Kirchenkreis legte Mitgliederstatistik vor
Evangelische Kirche wird kleiner

Der Kirchenkreis Siegen prüft – wie im Nachgang zur jüngsten Synode (Bild) berichtete –  auch wegen des demografischen Wandels zurzeit in einer Machbarkeitsstudie zusammen mit dem Kirchenkreis Wittgenstein, ob eine Vereinigung neue Perspektiven und eine gegenseitige Bereicherung bringen kann.
  • Der Kirchenkreis Siegen prüft – wie im Nachgang zur jüngsten Synode (Bild) berichtete – auch wegen des demografischen Wandels zurzeit in einer Machbarkeitsstudie zusammen mit dem Kirchenkreis Wittgenstein, ob eine Vereinigung neue Perspektiven und eine gegenseitige Bereicherung bringen kann.
  • Foto: Archivbild (mir)
  • hochgeladen von Christian Hoffmann (Redakteur)

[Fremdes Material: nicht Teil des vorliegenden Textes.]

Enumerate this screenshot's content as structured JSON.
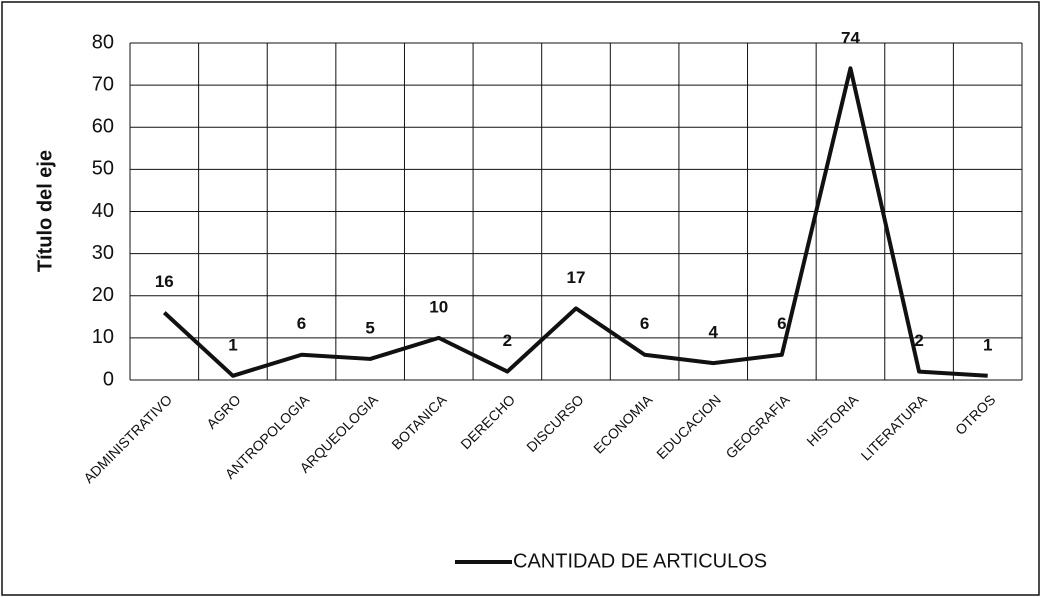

sz Siegen/Olpe. Der ev. Kirchenkreis Siegen spürt weiterhin die Auswirkungen des demografischen Wandels. Im vergangenen Jahr sank die Mitgliederzahl der 29 Kirchengemeinden im Siegerland und Olper Raum auf 114 613. Im Jahr 2017 lag die Zahl noch bei 116 432. Grund für den Rückgang um knapp 1,6 Prozent ist vor allem, dass die Zahl der Sterbefälle die Zahl der Taufen und Eintritte in die evangelische Kirche übersteigt.

Erfreulich sei dabei aber, dass im vergangenen Jahr wieder deutlich mehr Menschen Mitglied der evangelischen Kirche geworden sind: Die Zahl der Eintritte stieg im Kirchenkreis Siegen um mehr als ein Drittel von 147 im Jahr 2017 auf 200 im vergangenen Jahr. Dazu zählen Aufnahmen von konfessionslosen Menschen und Gläubigen anderer Konfessionen sowie Taufen von Erwachsenen und Jugendlichen ab 14 Jahren. Gestiegen ist auch die Zahl der Taufen von Kindern unter 14 Jahren. 2018 wurden 799 Mädchen und Jungen in den Gemeinden des Kirchenkreises evangelisch getauft, 2017 waren es 758.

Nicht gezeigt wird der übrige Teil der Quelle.